Friday, July 29, 2005
I was saving this for halloween, but I just posted it to Illustration Friday - Ageing. This was part of the design work building up to Doris. (If you haven't met Doris, you can find her in the archives for 2005-05-08). The other thing about it is I did it after I made the Opus Anglicanum sample, because I wanted to extend the technique of split stitching faces.
It is a 3D plaque. It hangs on the back of the door in my sewing room.
Here it is in closeup.
Ageing. Click on photo for bigger image.
I used a piece of very pale coloured linen as the background. I transferred the design by tracing it through a piece of crystal organza and attaching that to the linen. All the embroidery is in knitting yarns using split stitch or satin stitch except for the eyebrows. The loose wisps of hair are threads withdrawn from the background fabric. The hat is cut from a felted wool scarf and is made in two pieces, crown and brim, joined together. The hat band is a kumihomo braid. I cut a piece of grey picture framers board to the outline shape and laced the embroidery on to it.

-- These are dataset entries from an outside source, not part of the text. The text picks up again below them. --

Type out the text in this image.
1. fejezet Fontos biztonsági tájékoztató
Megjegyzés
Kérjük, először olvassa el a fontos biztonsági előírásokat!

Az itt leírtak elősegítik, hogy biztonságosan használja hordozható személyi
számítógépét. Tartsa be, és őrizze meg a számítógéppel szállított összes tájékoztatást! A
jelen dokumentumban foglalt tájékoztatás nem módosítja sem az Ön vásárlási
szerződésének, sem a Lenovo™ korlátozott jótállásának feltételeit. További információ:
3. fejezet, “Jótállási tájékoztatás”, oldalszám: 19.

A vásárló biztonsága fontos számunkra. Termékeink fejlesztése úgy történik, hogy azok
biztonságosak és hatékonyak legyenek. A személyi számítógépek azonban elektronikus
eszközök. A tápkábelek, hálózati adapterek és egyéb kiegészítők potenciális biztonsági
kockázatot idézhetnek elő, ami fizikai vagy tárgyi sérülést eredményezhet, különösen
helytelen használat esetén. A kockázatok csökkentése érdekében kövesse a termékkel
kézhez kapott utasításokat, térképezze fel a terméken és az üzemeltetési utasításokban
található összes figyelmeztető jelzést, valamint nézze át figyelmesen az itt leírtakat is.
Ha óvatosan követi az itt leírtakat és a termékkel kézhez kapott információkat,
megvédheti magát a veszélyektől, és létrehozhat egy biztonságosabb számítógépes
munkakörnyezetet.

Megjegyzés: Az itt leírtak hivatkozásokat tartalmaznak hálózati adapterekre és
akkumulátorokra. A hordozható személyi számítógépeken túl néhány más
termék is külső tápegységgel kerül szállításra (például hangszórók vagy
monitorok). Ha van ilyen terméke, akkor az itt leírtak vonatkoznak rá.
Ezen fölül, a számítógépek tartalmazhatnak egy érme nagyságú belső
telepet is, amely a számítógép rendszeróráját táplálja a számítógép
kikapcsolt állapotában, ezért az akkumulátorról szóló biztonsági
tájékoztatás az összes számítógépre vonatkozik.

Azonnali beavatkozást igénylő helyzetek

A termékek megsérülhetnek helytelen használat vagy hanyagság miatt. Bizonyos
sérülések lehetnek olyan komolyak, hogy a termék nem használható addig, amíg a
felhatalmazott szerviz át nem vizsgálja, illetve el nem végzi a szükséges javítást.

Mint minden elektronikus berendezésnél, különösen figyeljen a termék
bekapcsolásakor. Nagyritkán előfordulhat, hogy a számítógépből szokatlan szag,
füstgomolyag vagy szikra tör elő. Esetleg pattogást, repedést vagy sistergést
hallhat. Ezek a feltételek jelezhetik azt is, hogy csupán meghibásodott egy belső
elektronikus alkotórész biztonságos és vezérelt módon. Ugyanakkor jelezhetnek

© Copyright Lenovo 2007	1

Not quite as beautiful as the work of the 13th Century ecclesiastical embroiderers!
Wednesday, July 27, 2005
This is how it was....
I plan to make a bag with it.
(Click on photos for bigger image)
Tuesday, July 26, 2005
Opus anglicanum sample
This is my version of traditional Opus Anglicanum work.
By the 13th century English ecclesiastical embroidery - Opus Anglicanum - was unrivalled in Europe. Embroidery was developing in the Church, at the same time as the associated work of illuminating manuscripts. The techniques employed in these embroideries were quite unique: couching in gold and silk for the grounds and representational figures worked in split stitch.
I didn't try to replicate the method using gold and silk. I used a piece of natural linen. The gold work is underside couching in jap gold and the figure is split stitch in flower threads. The coloured circle is worked in split stitch in one strand of crewel wool. I traced the face on to a piece of crystal organza, tacked it to the linen and after I worked the embroidery I cut off the surplus. (13th c. embroiderers would have used silk gauze).
I unravelled the linen threads around the embroidery and applied it to another, coarser, piece of evenweave linen that I was using as a sampler, using one of the traditional methods of attaching a 'slip', by weaving the unravelled threads into the backing fabric.
The design was very loosely based on the pictures in the Book of Kells.
I tried it because I was interested in the traditional techniques, but I wouldn't do it again! We have easier ways to do these things now.
Closeup of Opus Anglicanum sample. Click on photo for bigger image.
On the right is a shot of the sampler. It is a collection of traditional sampler motifs in cross stitch, some traditional crewel embroidery and stumpwork motifs in wool and stranded cotton, and the Opus Anglicanum piece.
Friday, July 22, 2005
Here's a full length view of the apron. It is cut from one piece of canvas. I simplified and traced the original design and transferred it to the fabric using an iron on transfer pencil. It is painted with watercolour dyes and iron fixed. The outlining is stem stitch using stranded cottons. The fruit slices and the glass of lemonade are appliques cut out of those ever useful washing up cloths. I thought it looked too plain, so I added some bias binding stripes at the bottom. The ties are just plain old cotton tape.
This is a close up view.
(click on photos for bigger image)
First I printed crystal organza by stamping an all over pattern of squares with a rubber stamp and red fabric paint. Laid it over canvas. The motifs are cut from a dyed wool blanket and embellished with a piece of frayed shot silk and stitched on. Half cross stitch in cotton perle.
(click on photos for bigger image)
Monday, July 18, 2005
Sunday, July 17, 2005
Closeup of clover box lid. Click on photo for bigger image.
I did the needleweaving around a very large darning needle, but next time I shall try Chloe's safety pin method, much safer on the fingers!
Instructions are in her 2005-07-01 archives at:
Tuesday, July 12, 2005
Monday, July 11, 2005
Above right, view of sample. The background is made up of pieces of melted pink and yellow plastic tablecloth, orange cellophane 'bubbled up' under the iron and shot pink/gold fabric all stitched to an orange dishcloth. The applied motifs are cut from a yellow dishcloth and embellished with beads and squares of frayed fabric. Above right, closeup view.
Tuesday, July 05, 2005
and here's another, its called 'Women's Wear:
and controversially, how about this, entitled Threadbare: Doesn't anyone sew anymore?
I couldn't find a bigger picture, but its so cool!
Friday, July 01, 2005
A slightly altered version of the original pattern.
The background is woven strips of gift wrap and space dyed muslin bonded to iron-on interfacing. The applied motifs are cut from dishcloths or dyed nappy liners. The nappy liners were dyed by marbling with ink and oil paint.